Changement de stratégie

Les détracteurs ont tout d’abord affirmé que la pratique du jeu de rôles augmentait grandement le risque de suicide (Pulling, Radecki, B.A.D.D. & NCTV). Utilisant une liste de suicides supposément liés à D&D, ces affirmations se sont plus tard révélées être basées sur des données incorrectes. Même les recherches corrélatives basées sur les chiffres des suicides fournis par les détracteurs que sont les organisations B.A.D.D. et NCTV (National Coalition on Television Violence) (Paul Cardwell Jr, 1994) ont indiqué que le risque de suicide chez les rôlistes était de moins d’un dixième du taux moyen de suicide de la population globale des Etats-Unis. Le démontage des « preuves » des dangers de la pratique au jeu de rôles est devenu un thème récurrent.

Les opposants aux JdR ont par la suite affirmé que ses participants avaient une plus forte propension à avoir des comportements anti-sociaux comme les kidnappings, le vol, l’agression et même l’homicide (Radecki et Pulling). Les recherches des années suivantes ont prouvé que ces affirmations étaient également complètement erronées (Paul Cardwell Jr, 1994).

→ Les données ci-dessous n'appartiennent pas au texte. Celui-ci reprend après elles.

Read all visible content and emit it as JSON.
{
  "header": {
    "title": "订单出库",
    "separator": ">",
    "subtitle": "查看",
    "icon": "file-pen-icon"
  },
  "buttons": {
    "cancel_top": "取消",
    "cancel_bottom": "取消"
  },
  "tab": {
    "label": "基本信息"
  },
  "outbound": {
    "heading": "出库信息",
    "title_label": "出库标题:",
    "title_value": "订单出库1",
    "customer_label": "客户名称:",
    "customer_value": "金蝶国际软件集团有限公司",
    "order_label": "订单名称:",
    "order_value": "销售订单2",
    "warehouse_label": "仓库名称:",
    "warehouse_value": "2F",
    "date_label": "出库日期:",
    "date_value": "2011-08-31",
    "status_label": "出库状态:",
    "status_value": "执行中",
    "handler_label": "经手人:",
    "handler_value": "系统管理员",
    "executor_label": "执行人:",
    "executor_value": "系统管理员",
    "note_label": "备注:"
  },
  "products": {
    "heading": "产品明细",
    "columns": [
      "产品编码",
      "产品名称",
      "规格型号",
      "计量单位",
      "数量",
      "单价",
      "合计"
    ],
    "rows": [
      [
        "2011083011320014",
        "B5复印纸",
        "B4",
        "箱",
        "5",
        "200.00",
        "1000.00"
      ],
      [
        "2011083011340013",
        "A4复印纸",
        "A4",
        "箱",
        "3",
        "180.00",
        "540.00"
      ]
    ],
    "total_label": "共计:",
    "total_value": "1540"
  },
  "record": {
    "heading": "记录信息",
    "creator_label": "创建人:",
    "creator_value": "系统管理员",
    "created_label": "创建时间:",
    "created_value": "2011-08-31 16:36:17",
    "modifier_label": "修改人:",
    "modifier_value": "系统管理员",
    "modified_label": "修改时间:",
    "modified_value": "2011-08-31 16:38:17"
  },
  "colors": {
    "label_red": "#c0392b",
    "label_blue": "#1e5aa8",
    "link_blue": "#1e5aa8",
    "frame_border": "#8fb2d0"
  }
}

Parmi les opposants, ceux du côté de la religion se sont concentrés sur l’argument que les joueurs étaient amenés à suivre les voies de l’occultisme et du satanisme car la magie est un thème inclus dans certains jeux de rôles (Donjons & Dragons, Seulement un jeu ? 1986). De nombreuses recherches scientifiques ont fortement réfuté ce point en mettant à jour l’absence de corrélation statistique et également en montrant les importantes différences de personnalités entre les rôlistes et les personnes reconnues comme étant impliquées dans le satanisme. (Leeds, Stuart.1995)

Au final, les personnes religieuses luttant contre la pratique du jeu de rôles ont arrêté de créer ou d’utiliser des données « scientifiques » qui étaient sans cesse démontées, et n’ont pas pu continuer de capitaliser sur la vague de « panique satanique », très répandue dans les années 80 [NdT Le jeu de rôles et la droite chrétienne aux Etats-Unis (ptgptb)] . Ils ont plutôt orienté leurs efforts sur le « risque » général de s’écarter « du seul vrai dieu » en jouant à des jeux qui incluent des déités non-monothéistes, utilisant de nombreuses citations de la Bible comme « preuves ».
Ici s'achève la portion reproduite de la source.